Unfortunately, there were so many more important but less tangible things we couldn’t teach.
Rhys frowned. “I never thought about how many things I learned from my parents that are kind of essential to being an adult in the world.”
“Yeah, most people with families don’t see how much of an advantage it is.”
It came out a little sharper than I’d intended, and a shadow crossed Rhys’s face.
“Um, what about you?”
“I’m a musician. I write music, tour with other bands, work as a studio musician. That’s what I’m doing at the moment. I’m working on Dan Colby and the Kings’ new album.”
He paused like maybe I was supposed to recognize the band, but I didn’t. I didn’t really listen to much music.
“That’s cool,” I said. “What’s it like to write a song and then hear someone play it?”
“It’s strange because I hear something in my head, and I write a melody, write lyrics. And they mean something to me. But then whoever performs it, it means something different to them, so they interpret it in their own way.”
He sounded different when he talked about music, like he’d retreated just a little ways inside himself and was speaking from a place slightly farther away from me. It made me want to lean closer.
“Plus the production style can drastically change a song. So it’s my melody, but they might change the key, or the producer might add an orchestral backing, or lay a swing beat over it, or—oh, once, I wrote this song that, in my head, had this kind of mournful longing. And the artist it was for loved it, but he already had three down-tempo songs on the album, so the producer changed the tempo and added this kind of . . . I don’t know what it was. Like a waltz rhythm? And a fiddle solo. It was virtually unrecognizable from the way I’d imagined it.”

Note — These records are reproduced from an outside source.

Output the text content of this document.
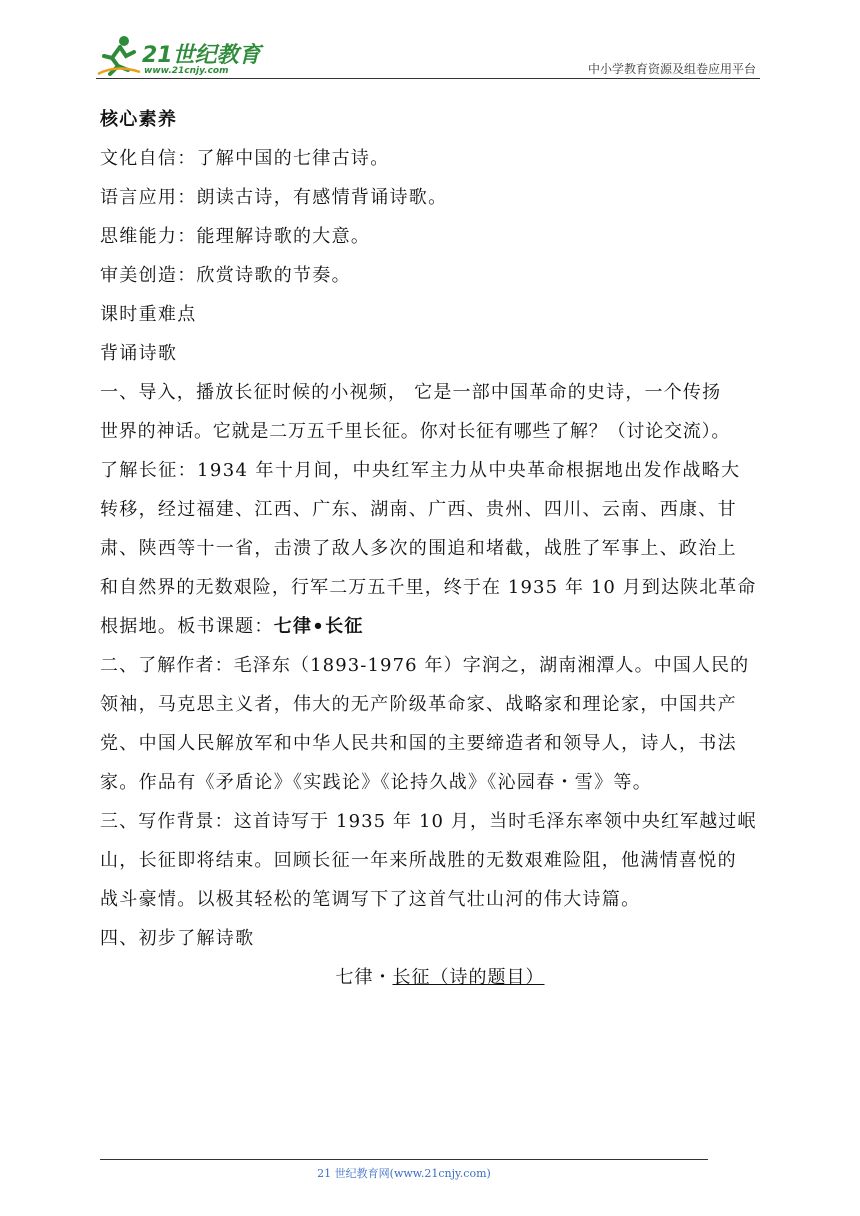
21世纪教育
www.21cnjy.com	中小学教育资源及组卷应用平台

核心素养

文化自信：了解中国的七律古诗。

语言应用：朗读古诗，有感情背诵诗歌。

思维能力：能理解诗歌的大意。

审美创造：欣赏诗歌的节奏。

课时重难点

背诵诗歌

一、导入，播放长征时候的小视频， 它是一部中国革命的史诗，一个传扬

世界的神话。它就是二万五千里长征。你对长征有哪些了解？（讨论交流）。

了解长征：1934 年十月间，中央红军主力从中央革命根据地出发作战略大

转移，经过福建、江西、广东、湖南、广西、贵州、四川、云南、西康、甘

肃、陕西等十一省，击溃了敌人多次的围追和堵截，战胜了军事上、政治上

和自然界的无数艰险，行军二万五千里，终于在 1935 年 10 月到达陕北革命

根据地。板书课题：七律•长征

二、了解作者：毛泽东（1893-1976 年）字润之，湖南湘潭人。中国人民的

领袖，马克思主义者，伟大的无产阶级革命家、战略家和理论家，中国共产

党、中国人民解放军和中华人民共和国的主要缔造者和领导人，诗人，书法

家。作品有《矛盾论》《实践论》《论持久战》《沁园春・雪》等。

三、写作背景：这首诗写于 1935 年 10 月，当时毛泽东率领中央红军越过岷

山，长征即将结束。回顾长征一年来所战胜的无数艰难险阻，他满情喜悦的

战斗豪情。以极其轻松的笔调写下了这首气壮山河的伟大诗篇。

四、初步了解诗歌

七律・长征（诗的题目）

21 世纪教育网(www.21cnjy.com)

“That’s . . . are they allowed to just do that?” I asked.
“Yep. If I sell the rights or if I contract to write the song for someone, they can do whatever they want with it.”

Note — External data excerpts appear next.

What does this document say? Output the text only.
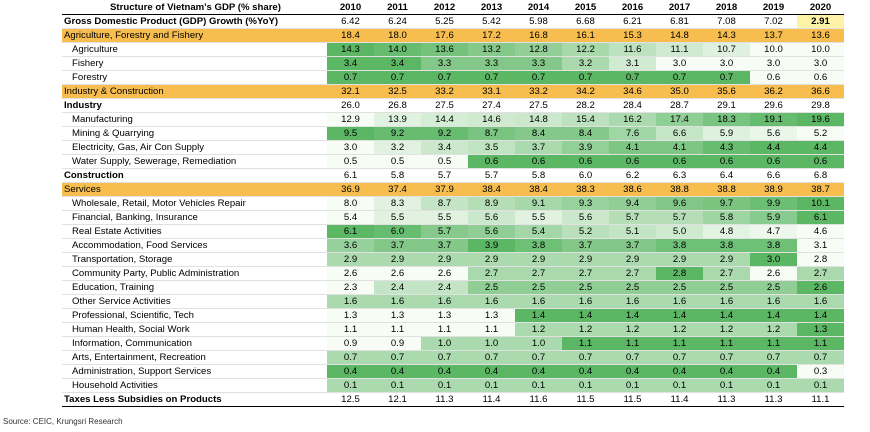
Structure of Vietnam's GDP (% share)	2010	2011	2012	2013	2014	2015	2016	2017	2018	2019	2020
Gross Domestic Product (GDP) Growth (%YoY)	6.42	6.24	5.25	5.42	5.98	6.68	6.21	6.81	7.08	7.02	2.91
Agriculture, Forestry and Fishery	18.4	18.0	17.6	17.2	16.8	16.1	15.3	14.8	14.3	13.7	13.6
Agriculture	14.3	14.0	13.6	13.2	12.8	12.2	11.6	11.1	10.7	10.0	10.0
Fishery	3.4	3.4	3.3	3.3	3.3	3.2	3.1	3.0	3.0	3.0	3.0
Forestry	0.7	0.7	0.7	0.7	0.7	0.7	0.7	0.7	0.7	0.6	0.6
Industry & Construction	32.1	32.5	33.2	33.1	33.2	34.2	34.6	35.0	35.6	36.2	36.6
Industry	26.0	26.8	27.5	27.4	27.5	28.2	28.4	28.7	29.1	29.6	29.8
Manufacturing	12.9	13.9	14.4	14.6	14.8	15.4	16.2	17.4	18.3	19.1	19.6
Mining & Quarrying	9.5	9.2	9.2	8.7	8.4	8.4	7.6	6.6	5.9	5.6	5.2
Electricity, Gas, Air Con Supply	3.0	3.2	3.4	3.5	3.7	3.9	4.1	4.1	4.3	4.4	4.4
Water Supply, Sewerage, Remediation	0.5	0.5	0.5	0.6	0.6	0.6	0.6	0.6	0.6	0.6	0.6
Construction	6.1	5.8	5.7	5.7	5.8	6.0	6.2	6.3	6.4	6.6	6.8
Services	36.9	37.4	37.9	38.4	38.4	38.3	38.6	38.8	38.8	38.9	38.7
Wholesale, Retail, Motor Vehicles Repair	8.0	8.3	8.7	8.9	9.1	9.3	9.4	9.6	9.7	9.9	10.1
Financial, Banking, Insurance	5.4	5.5	5.5	5.6	5.5	5.6	5.7	5.7	5.8	5.9	6.1
Real Estate Activities	6.1	6.0	5.7	5.6	5.4	5.2	5.1	5.0	4.8	4.7	4.6
Accommodation, Food Services	3.6	3.7	3.7	3.9	3.8	3.7	3.7	3.8	3.8	3.8	3.1
Transportation, Storage	2.9	2.9	2.9	2.9	2.9	2.9	2.9	2.9	2.9	3.0	2.8
Community Party, Public Administration	2.6	2.6	2.6	2.7	2.7	2.7	2.7	2.8	2.7	2.6	2.7
Education, Training	2.3	2.4	2.4	2.5	2.5	2.5	2.5	2.5	2.5	2.5	2.6
Other Service Activities	1.6	1.6	1.6	1.6	1.6	1.6	1.6	1.6	1.6	1.6	1.6
Professional, Scientific, Tech	1.3	1.3	1.3	1.3	1.4	1.4	1.4	1.4	1.4	1.4	1.4
Human Health, Social Work	1.1	1.1	1.1	1.1	1.2	1.2	1.2	1.2	1.2	1.2	1.3
Information, Communication	0.9	0.9	1.0	1.0	1.0	1.1	1.1	1.1	1.1	1.1	1.1
Arts, Entertainment, Recreation	0.7	0.7	0.7	0.7	0.7	0.7	0.7	0.7	0.7	0.7	0.7
Administration, Support Services	0.4	0.4	0.4	0.4	0.4	0.4	0.4	0.4	0.4	0.4	0.3
Household Activities	0.1	0.1	0.1	0.1	0.1	0.1	0.1	0.1	0.1	0.1	0.1
Taxes Less Subsidies on Products	12.5	12.1	11.3	11.4	11.6	11.5	11.5	11.4	11.3	11.3	11.1
Source: CEIC, Krungsri Research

“How come you don’t record them yourself so you can make them sound however you want?”
Rhys shoved some fries into his mouth before answering.
“I haven’t recorded any of my own stuff yet.” He ate more fries and glanced at me. Then he shrugged. “I’ve been touring for the last zillion years with my best friend. I co-wrote a few of his songs and played on all his albums. It was . . . enough for me, for a long time. Now I—” He bit his lip. “Guess I haven’t focused as much on what I want to be doing.”

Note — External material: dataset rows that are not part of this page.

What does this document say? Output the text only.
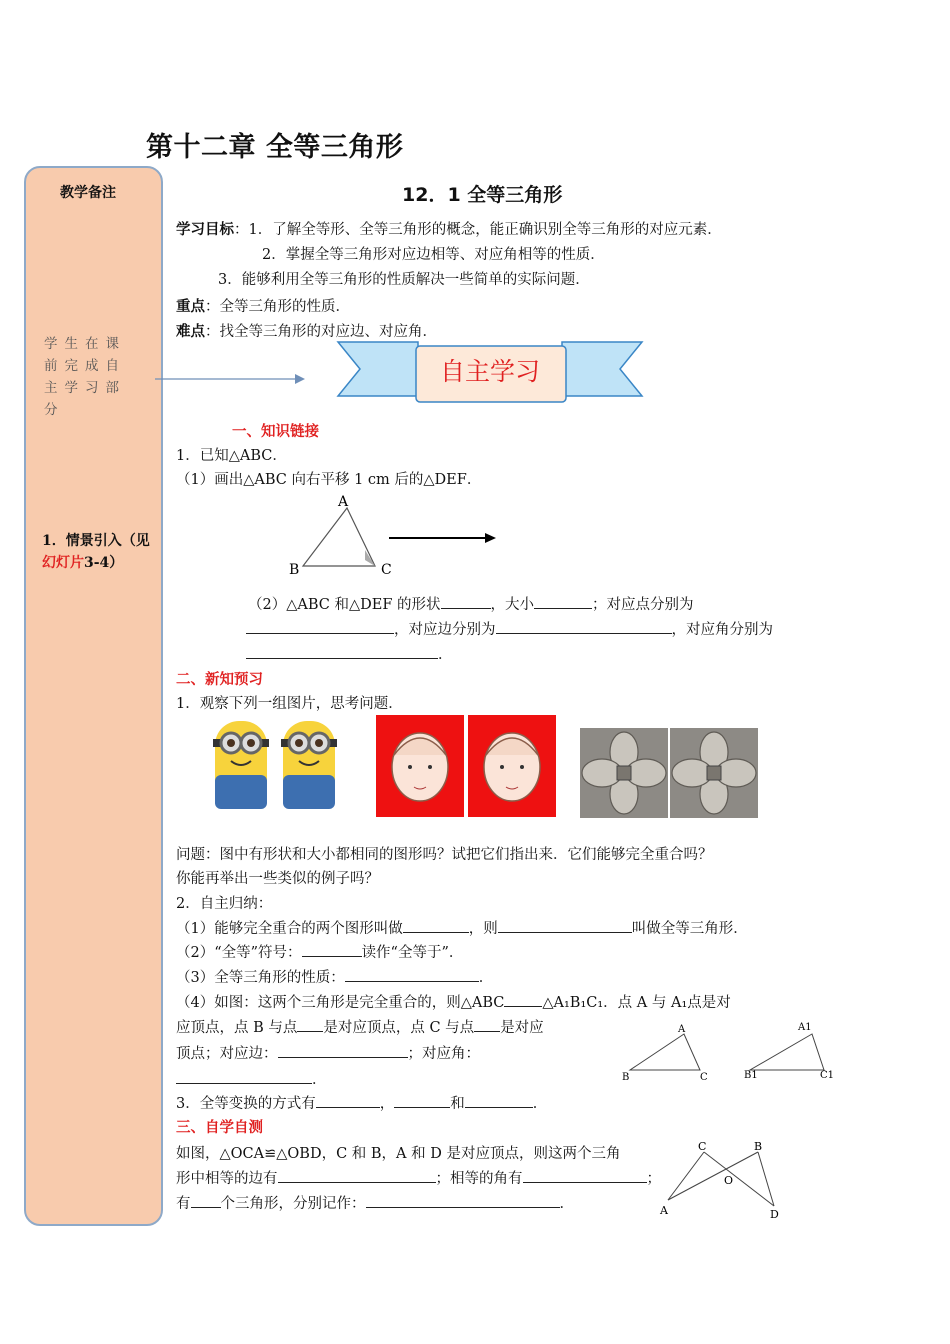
第十二章 全等三角形
教学备注
学生在课前完成自主学习部分
1．情景引入（见幻灯片3-4）
12．1 全等三角形
学习目标：1．了解全等形、全等三角形的概念，能正确识别全等三角形的对应元素．
2．掌握全等三角形对应边相等、对应角相等的性质．
3．能够利用全等三角形的性质解决一些简单的实际问题．
重点：全等三角形的性质．
难点：找全等三角形的对应边、对应角．
自主学习
一、知识链接
1．已知△ABC．
（1）画出△ABC 向右平移 1 cm 后的△DEF．
A
B	C
（2）△ABC 和△DEF 的形状	，大小	；对应点分别为
，对应边分别为	，对应角分别为
．
二、新知预习
1．观察下列一组图片，思考问题．
问题：图中有形状和大小都相同的图形吗？试把它们指出来．它们能够完全重合吗？
你能再举出一些类似的例子吗？
2．自主归纳：
（1）能够完全重合的两个图形叫做	，则	叫做全等三角形．
（2）“全等”符号：	读作“全等于”．
（3）全等三角形的性质：	．
（4）如图：这两个三角形是完全重合的，则△ABC	△A₁B₁C₁．点 A 与 A₁点是对
应顶点，点 B 与点 是对应顶点，点 C 与点 是对应
顶点；对应边：	；对应角：
．
A
B	C
A1
B1	C1
3．全等变换的方式有	，	和	．
三、自学自测
如图，△OCA≌△OBD，C 和 B，A 和 D 是对应顶点，则这两个三角
形中相等的边有	；相等的角有	；
有 个三角形，分别记作：	．
C	B
O
A	D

Rhys fidgeted in his chair, and I got the sense there was more to the story.
“Do you want to? Record your own stuff?”
His hypnotic gaze slid from me to the ceiling over my head.
“You know what?” he said. “I think I do.”
His brow furrowed, and he nodded, as if he’d just decided something, and leaned back in his chair. Then he gave me the warmest smile, and I felt myself smiling back, like being a part of whatever decision he’d just made for himself meant I was a part of something wonderful.
We talked for hours after that. The food went cold but we kept picking at it so we had an excuse to keep talking. I’d never talked to anyone as much as I talked to Rhys. Even with Grin, we’d mostly shot the shit, or made plans, or aired our daily grievances. We’d kept each other sane with jokes and distraction. But Rhys asked question after question, told story after story. And by the end of the night—the morning, really, by that time—I felt like I knew him. I felt like he wanted to know me.
When we were both yawning and my voice was raw from talking, we finally gathered our coats and walked outside. It had begun snowing, lazy, fat flakes drifting to the ground like they could almost resist gravity. They kissed my upturned face, and the whole world felt vertiginous.
The sun was rising, painting the eastern tips of the buildings and making the air around the snowflakes glow with the promise of a new day. The promise of something magical.
I was clumsy with exhaustion now, but my mind was racing. Things felt momentous somehow, like I was standing on the edge of something more.
Was it possible for everything to change in one night? For my life to transform into something as familiar yet unrecognizable as one of Rhys’s songs?
“Matt.” Rhys said my name softly, but his expression spoke volumes. After so many hours we were vibrating at the same frequency. He took a step toward me and I leaned back against the window of the diner. When his lips touched mine, something unspooled throughout my whole body. A bright, sweet pulse of something like possibility. Like the sun rising and driving away the shadows of night.